The NFL Defensive Player of the Year in 2004, Reed had one year left on the contract that he signed as a rookie first round pick.

Reed is expected to make more than $6.5 million a season, which is more than Washington Redskins safety Adam Archuleta, who became the highest paid at the position in March when he signed a six-year, $30 million contract that included a $10 million signing bonus.

"He's an emerging leader on our defense and to the whole team for that matter," general manager Ozzie Newsome said. "The way he works, the way he prepares speaks volumes to his teammates."

The sides had been stuck in a long stalemate. The Ravens were willing to make Reed the highest-paid safety, but Reed wanted to be the highest-paid defensive player in the league.

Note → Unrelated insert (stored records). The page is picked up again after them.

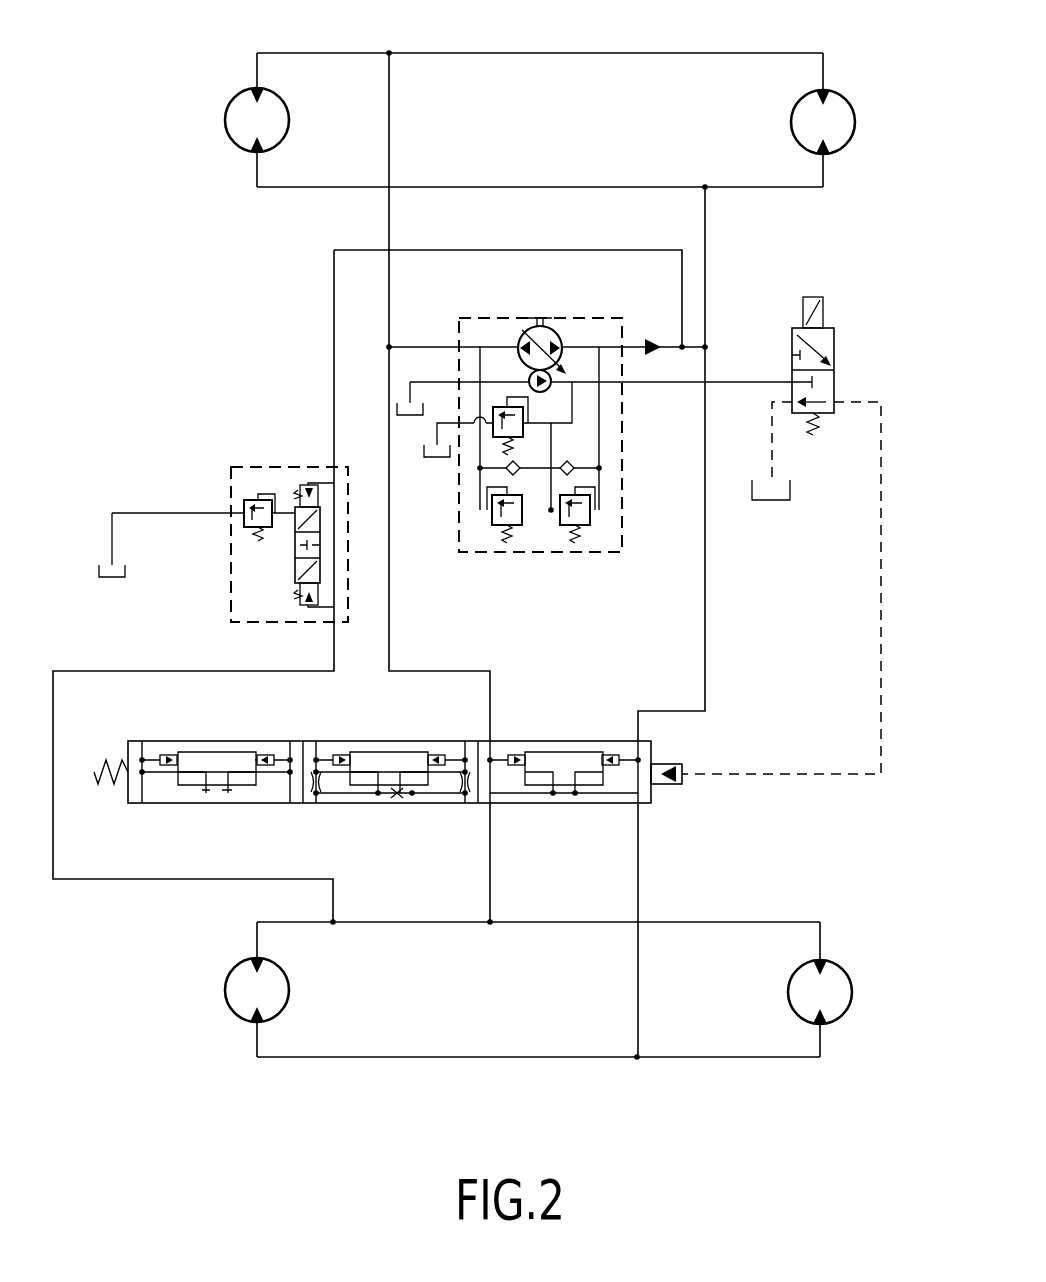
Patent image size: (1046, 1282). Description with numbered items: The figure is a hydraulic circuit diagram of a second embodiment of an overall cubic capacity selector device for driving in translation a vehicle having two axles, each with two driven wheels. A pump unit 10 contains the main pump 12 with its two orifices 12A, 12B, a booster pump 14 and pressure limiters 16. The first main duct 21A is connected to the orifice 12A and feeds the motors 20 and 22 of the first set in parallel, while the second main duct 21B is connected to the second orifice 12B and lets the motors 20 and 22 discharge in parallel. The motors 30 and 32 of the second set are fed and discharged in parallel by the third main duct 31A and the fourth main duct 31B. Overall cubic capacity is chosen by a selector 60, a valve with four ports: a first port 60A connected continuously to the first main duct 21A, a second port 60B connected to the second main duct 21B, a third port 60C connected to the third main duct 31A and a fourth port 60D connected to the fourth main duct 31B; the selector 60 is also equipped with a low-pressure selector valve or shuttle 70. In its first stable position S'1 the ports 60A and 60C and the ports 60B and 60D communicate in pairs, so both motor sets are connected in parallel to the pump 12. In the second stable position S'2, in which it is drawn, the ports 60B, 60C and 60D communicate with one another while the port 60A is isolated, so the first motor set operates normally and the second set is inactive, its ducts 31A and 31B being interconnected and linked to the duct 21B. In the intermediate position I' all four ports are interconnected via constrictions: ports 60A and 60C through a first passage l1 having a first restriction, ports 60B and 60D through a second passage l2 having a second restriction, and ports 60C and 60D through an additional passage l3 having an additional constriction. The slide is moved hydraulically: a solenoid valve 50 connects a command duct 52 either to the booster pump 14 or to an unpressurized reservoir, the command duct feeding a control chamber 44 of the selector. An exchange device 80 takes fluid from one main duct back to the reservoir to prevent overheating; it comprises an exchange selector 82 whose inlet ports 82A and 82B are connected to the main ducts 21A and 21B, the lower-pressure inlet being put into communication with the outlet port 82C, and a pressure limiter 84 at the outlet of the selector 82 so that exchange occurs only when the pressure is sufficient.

The pump unit 10 is at (470, 562).
The main pump 12 is at (548, 318).
The first orifice of the main pump 12A is at (563, 337).
The second orifice of the main pump 12B is at (520, 337).
The booster pump 14 is at (553, 392).
The pressure limiters 16 is at (590, 538).
The motor of the first set 20 is at (838, 95).
The first main duct 21A is at (540, 185).
The second main duct 21B is at (540, 52).
The motor of the first set 22 is at (245, 92).
The motor of the second set 30 is at (833, 964).
The third main duct 31A is at (537, 1055).
The fourth main duct 31B is at (537, 920).
The motor of the second set 32 is at (244, 962).
The control chamber 44 is at (668, 786).
The solenoid valve 50 is at (841, 322).
The command duct 52 is at (885, 585).
The selector 60 is at (408, 746).
The first port 60A is at (651, 744).
The second port 60B is at (490, 741).
The third port 60C is at (651, 803).
The fourth port 60D is at (492, 803).
The low-pressure selector valve or shuttle 70 is at (557, 752).
The exchange device 80 is at (224, 458).
The exchange selector 82 is at (283, 528).
The inlet port of the exchange selector 82A is at (324, 515).
The inlet port of the exchange selector 82B is at (322, 535).
The outlet port of the exchange selector 82C is at (289, 500).
The pressure limiter 84 is at (242, 520).
The first stable position S'1 is at (216, 800).
The second stable position S'2 is at (600, 826).
The intermediate position I' is at (390, 802).
The first passage l1 is at (464, 746).
The second passage l2 is at (318, 746).
The additional passage l3 is at (442, 803).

If there wasn't a deal by the end of the season, the Ravens were going to use the franchise tag on Reed to keep him off the free-agent market.

During the final two weeks of minicamps, Reed seemed distraught over the negotiations. He rarely practiced -- which coach Brian Billick insisted had nothing to do with the contract talks -- and avoided speaking to the media.

Now, the Ravens expect to have a focused Reed for the upcoming season.

"It's just one of those things removed from his plate," said Newsome. "He was deserving of a new contract, and now he can concentrate on football this season, and for the rest of his career with the Ravens."

The Ravens have a long history of rewarding their emerging stars before their contracts expired.

They reached extensions with offensive tackle Jonathan Ogden, linebacker Ray Lewis and tight end Todd Heap, making them the highest-paid players at their position at the time of the signings.

Reed earned that reputation as a playmaker during the 2004 season when Reed led the NFL with a team-record nine interceptions, and broke the league single-season record with 358 interception-return yards, surpassing San Diego's Charlie McNeil's 349 in 1961.

Reed broke another NFL record that year with a 106-yard interception and was named the league's Defensive Player of the Year.

Reed had only 40 tackles last season, 49 fewer than in 2004, but he missed six games because of an ankle injury. But he still was named as a first alternate to the Pro Bowl.

In his four-year career, Reed has 307 tackles and 22 interceptions. He has broken up 61 passes and blocked four punts, three of which he returned for touchdowns.

"Ed is one of the bright young stars in the NFL," Newsome said.